Not until the 1950s would Volvo be a major supplier of heavy-duty trucks. From the very start up to WW II, Volvo was, however, a major producer of medium-duty trucks, which sometimes were used for heavy-duty purposes due to the rugged design.

The influence of international trends
Sweden is nowadays the base for two major truck producers of global scope. This was by no means the case in the late 1930s. By then, countries like the United States, Great Britain, France and Germany were major 'truck-producer countries'.

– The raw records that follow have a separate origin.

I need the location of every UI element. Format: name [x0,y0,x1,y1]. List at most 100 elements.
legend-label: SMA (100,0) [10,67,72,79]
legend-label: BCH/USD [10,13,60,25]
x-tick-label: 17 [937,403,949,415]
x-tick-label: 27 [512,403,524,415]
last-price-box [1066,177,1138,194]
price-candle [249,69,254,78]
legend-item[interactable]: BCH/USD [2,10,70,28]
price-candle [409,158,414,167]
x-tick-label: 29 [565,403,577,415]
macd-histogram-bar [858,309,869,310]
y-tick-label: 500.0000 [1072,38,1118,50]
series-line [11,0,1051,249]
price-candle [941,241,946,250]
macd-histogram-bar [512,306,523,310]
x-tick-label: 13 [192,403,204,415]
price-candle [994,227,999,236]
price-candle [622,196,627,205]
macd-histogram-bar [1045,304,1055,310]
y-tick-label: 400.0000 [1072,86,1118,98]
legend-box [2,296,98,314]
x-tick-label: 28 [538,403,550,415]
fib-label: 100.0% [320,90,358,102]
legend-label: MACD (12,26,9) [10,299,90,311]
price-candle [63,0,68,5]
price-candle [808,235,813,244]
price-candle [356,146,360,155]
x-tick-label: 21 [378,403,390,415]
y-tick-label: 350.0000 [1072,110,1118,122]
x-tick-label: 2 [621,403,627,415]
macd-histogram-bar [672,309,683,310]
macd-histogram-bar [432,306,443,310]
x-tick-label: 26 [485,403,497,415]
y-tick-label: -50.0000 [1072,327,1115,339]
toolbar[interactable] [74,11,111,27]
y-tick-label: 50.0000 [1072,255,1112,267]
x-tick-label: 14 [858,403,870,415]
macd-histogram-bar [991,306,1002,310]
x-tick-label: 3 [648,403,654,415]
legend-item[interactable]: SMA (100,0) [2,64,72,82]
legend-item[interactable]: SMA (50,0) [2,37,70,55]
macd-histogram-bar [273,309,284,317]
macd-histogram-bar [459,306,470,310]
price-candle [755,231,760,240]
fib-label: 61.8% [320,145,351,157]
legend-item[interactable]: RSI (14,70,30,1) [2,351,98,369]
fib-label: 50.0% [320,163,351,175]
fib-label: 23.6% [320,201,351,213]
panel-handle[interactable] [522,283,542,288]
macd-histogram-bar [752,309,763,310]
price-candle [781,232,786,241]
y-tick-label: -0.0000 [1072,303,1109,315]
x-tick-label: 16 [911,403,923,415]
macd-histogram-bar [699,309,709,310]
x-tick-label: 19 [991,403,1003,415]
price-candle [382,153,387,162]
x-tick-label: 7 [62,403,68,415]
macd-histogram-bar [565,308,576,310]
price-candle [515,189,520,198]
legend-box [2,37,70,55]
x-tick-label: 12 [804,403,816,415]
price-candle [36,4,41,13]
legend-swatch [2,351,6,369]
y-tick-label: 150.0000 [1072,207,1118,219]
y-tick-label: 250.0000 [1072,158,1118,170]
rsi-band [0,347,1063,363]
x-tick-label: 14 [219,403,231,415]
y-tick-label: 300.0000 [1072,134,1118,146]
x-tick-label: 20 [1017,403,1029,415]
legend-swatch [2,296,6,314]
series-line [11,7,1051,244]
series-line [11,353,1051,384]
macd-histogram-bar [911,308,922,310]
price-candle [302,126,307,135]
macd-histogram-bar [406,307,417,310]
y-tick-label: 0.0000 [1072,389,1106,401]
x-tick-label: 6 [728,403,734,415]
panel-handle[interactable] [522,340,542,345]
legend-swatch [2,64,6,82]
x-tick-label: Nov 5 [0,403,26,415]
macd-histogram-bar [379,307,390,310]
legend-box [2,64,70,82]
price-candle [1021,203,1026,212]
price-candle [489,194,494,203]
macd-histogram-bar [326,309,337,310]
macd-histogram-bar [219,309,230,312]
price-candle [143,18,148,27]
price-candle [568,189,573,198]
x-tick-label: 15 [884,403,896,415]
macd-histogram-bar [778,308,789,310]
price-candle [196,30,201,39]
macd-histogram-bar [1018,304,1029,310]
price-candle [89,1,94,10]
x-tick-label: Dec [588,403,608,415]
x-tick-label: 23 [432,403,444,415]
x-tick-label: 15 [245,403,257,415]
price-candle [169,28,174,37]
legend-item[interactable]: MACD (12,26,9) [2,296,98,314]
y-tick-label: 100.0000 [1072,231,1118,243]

For this reason, the design of the Volvo trucks of the mid and late 1930s was very much influenced by major design trends of other countries, and also by Volvo cars, which were to a very great extent designed by engineers who had been trained and had been working in American automobile companies.

A major sales success
Typical of the late 1930s is the generation of Volvo trucks which have become known as the 'Sharpnose', which consisted mainly of light to medium-duty vehicles. They replaced the LV76-78 vehicles of 1934/35 and became a major sales success, especially considering that the total number of vehicles produced during WW II was fairly limited, and that very few civilian customers were permitted to obtain a new truck and new tyres for it.

The first presentation of these trucks took place in 1938, when the LV101 was introduced. This was a light truck, which bridged the gap between the light pickup vehicles (derived from the Volvo Taxicab chassis) and the heavier trucks like the LV79 and the LV8 series. A little later the slightly larger LV102 and LV103 trucks were introduced - these were vehicles which were to a true extent real 'trucks', but still being used mostly for distribution purposes.

Simple, but very well-designed
The mechanics of these trucks was rugged and simple, with a side valve engine of 75-86 bhp (running on petrol, but also available during WW II in a producer-gas version with an output of about 50 bhp). The transmission was a three-to-four-speed mechanical unsynchronised gearbox and the chassis components were in general simple but well-designed. The 'Sharpnose' trucks were loved by the customers, and the general design should (with design changes) be carried over to new generations of Volvo trucks.